MéloA Saint Ouen (Seine Saint Denis), non loin de l’usine d’incinération, une Citroën Xantia est garée le long d’un trottoir dans une rue sinistre. Assis derrière le volant, on découvre le corps d’un homme avec un couteau planté dans le ventre. C’est un syndicaliste dont les bureaux sont situés juste à l’étage au-dessus de la célèbre agence de mannequins Elite… Parfait de Paris est conducteur d’une benne à ordures. En compagnie de deux collègues éboueurs, il ramasse les poubelles dans les quartiers nord de Paris et ramène sa collecte à l’incinérateur de Saint Ouen. La nuit, il devient « Sapeur ». Il ambitionne d’être le plus grand, le plus beau et le plus célèbre des « élégants » congolais de la capitale. Pour y parvenir il est prêt à toutes les dépenses et à toutes les folies… Barbara, élève d’une école de commerce, passe ses journées sur ses rollers avec, autour de la taille, un petit panier plein de gadgets, briquets et autres pacotilles fabriquées en Chine. Elle gagne bien sa vie et ambitionne de transformer son petit commerce en concept franchisé de plus grande envergure. Pour l’instant, elle attend un texto de son amie, apprentie cinéaste…

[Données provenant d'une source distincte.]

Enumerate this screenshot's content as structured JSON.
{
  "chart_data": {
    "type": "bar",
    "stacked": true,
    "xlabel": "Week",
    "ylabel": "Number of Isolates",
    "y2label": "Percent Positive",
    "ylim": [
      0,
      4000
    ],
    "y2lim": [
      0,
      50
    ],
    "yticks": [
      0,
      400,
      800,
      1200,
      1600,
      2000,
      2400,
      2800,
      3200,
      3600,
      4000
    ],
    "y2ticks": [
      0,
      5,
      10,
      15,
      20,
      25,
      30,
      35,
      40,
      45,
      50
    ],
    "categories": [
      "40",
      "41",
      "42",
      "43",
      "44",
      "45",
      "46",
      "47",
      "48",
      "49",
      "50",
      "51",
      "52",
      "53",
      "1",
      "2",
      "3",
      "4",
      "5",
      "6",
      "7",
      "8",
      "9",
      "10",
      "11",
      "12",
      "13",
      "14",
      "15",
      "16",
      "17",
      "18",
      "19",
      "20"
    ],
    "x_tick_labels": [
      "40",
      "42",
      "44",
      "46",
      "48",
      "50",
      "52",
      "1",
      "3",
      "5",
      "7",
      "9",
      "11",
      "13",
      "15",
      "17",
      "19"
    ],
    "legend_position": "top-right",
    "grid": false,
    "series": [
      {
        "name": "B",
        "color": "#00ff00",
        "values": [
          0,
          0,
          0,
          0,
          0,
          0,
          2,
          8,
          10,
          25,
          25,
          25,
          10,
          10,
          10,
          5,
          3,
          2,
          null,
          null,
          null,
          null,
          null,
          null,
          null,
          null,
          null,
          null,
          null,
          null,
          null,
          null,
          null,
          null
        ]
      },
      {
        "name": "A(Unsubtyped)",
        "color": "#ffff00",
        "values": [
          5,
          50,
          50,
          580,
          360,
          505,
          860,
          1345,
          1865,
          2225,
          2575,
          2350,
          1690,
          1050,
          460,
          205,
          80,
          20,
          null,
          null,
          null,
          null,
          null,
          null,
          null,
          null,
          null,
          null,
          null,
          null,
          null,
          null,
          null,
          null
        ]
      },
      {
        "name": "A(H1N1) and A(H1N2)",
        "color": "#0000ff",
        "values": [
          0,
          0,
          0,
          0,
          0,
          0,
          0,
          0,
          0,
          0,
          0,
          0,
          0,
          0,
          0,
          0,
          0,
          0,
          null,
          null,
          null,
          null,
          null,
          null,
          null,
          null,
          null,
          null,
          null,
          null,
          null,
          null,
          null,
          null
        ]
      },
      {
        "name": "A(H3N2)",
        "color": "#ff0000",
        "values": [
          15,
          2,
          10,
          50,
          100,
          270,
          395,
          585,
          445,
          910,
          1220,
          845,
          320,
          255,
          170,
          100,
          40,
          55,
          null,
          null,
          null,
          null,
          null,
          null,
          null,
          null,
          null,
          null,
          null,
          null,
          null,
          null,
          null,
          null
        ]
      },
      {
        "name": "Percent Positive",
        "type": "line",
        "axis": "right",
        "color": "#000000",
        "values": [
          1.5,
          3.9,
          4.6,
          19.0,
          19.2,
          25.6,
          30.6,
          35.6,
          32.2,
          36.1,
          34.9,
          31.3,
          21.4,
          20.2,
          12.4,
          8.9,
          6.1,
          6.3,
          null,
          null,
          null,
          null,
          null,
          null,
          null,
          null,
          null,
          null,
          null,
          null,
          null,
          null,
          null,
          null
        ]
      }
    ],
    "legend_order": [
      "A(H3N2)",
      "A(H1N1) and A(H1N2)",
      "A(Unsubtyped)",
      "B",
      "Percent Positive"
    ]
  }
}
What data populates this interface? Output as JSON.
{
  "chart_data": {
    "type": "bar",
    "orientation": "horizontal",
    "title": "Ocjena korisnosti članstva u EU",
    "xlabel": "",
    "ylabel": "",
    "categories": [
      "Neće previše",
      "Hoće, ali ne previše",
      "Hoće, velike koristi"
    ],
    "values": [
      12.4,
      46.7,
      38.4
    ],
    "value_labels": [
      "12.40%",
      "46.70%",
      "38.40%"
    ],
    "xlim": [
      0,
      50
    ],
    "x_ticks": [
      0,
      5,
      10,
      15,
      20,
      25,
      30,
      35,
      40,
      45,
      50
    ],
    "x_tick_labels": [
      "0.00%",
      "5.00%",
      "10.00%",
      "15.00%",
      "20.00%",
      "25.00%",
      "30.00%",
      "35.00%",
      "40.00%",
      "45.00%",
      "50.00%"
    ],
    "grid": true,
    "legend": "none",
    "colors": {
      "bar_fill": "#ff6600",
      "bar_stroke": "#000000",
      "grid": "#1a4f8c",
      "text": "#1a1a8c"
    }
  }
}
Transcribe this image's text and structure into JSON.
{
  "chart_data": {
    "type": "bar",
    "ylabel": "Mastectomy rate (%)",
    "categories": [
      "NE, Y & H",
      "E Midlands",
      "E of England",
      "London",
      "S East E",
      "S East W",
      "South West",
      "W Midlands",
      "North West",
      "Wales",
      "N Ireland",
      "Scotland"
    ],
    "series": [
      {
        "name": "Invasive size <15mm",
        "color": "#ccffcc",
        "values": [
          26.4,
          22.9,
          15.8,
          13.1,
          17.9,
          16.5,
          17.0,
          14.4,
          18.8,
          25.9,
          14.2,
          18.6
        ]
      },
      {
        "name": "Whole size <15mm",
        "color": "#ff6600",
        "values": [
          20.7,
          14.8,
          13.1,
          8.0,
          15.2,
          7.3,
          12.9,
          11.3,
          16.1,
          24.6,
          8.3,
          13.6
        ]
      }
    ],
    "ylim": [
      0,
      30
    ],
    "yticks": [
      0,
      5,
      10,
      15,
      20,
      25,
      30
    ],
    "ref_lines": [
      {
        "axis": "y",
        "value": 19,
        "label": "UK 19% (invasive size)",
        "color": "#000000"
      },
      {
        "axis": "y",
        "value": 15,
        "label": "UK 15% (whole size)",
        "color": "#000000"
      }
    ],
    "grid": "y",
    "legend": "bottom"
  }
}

« Mélo » n’est pas un roman au sens classique du terme, mais plutôt l’addition de trois nouvelles, « Transfixation », « Transformation » et « Transaction », traitant de trois personnages transitant sur un périmètre fort bien et presque trop bien décrit. Le lecteur qui a vécu dans ces quartiers peut attester que peu de choses ont échappé à l’oeil d’entomologiste de Ciriez. L’ennui c’est que ces trois pseudos intrigues manquent de punch et présentent un intérêt inégal. L’histoire du syndicaliste laisse indifférent, celle de l’étudiante d’origine chinoise reste assez quelconque, bien que légèrement plus originale. Seule sort du lot, le destin de Parfait de Paris dans la mesure où il permet à l’auteur de décrire le monde des sapeurs, frimeurs et autres ambianceurs de Paris. Un microcosme peu connu du grand public où l’insignifiance rivalise parfois avec le mauvais goût, où le paraître l’emporte toujours sur l’être dans des débordements d’extravagance du look. De jeunes africains de milieu très modeste se rêvent héritiers du Beau Brummel, d’Oscar Wilde et autres dandys d’autrefois. L’espace d’une nuit, ils se métamorphosent en gravures de mode aux couleurs pour le moins voyantes, se lancent des défis d’élégance, surenchérissent dans les harmonies de matières et de couleurs, n’hésitant jamais à sacrifier plusieurs mois de salaire pour s’offrir un costume de grand couturier ou une paire de bottines d’un célèbre chausseur londonien. Parfait ira jusqu’à louer une Rolls-Royce Phantom ainsi qu’un boy blanc porteur d’ombrelle pour époustoufler ses compatriotes lors d’une simple soirée dans un foyer de travailleurs de Montrouge. La centaine de pages traitant du sujet tranche heureusement sur un ensemble plus terne. Enfin, un personnage qui a une vraie épaisseur, une réelle densité. Enfin, une prose qui prend toute son ampleur. Enfin, un auteur qui porte un regard bienveillant et empathique sur un homme qui prend une jolie revanche sur une existence morne et ingrate et peu importe si les moyens pour atteindre ce paroxysme de fierté sont discutables. Dommage que, passé ce moment de grâce, tout retombe aussi mollement qu’un soufflé dans un courant d’air.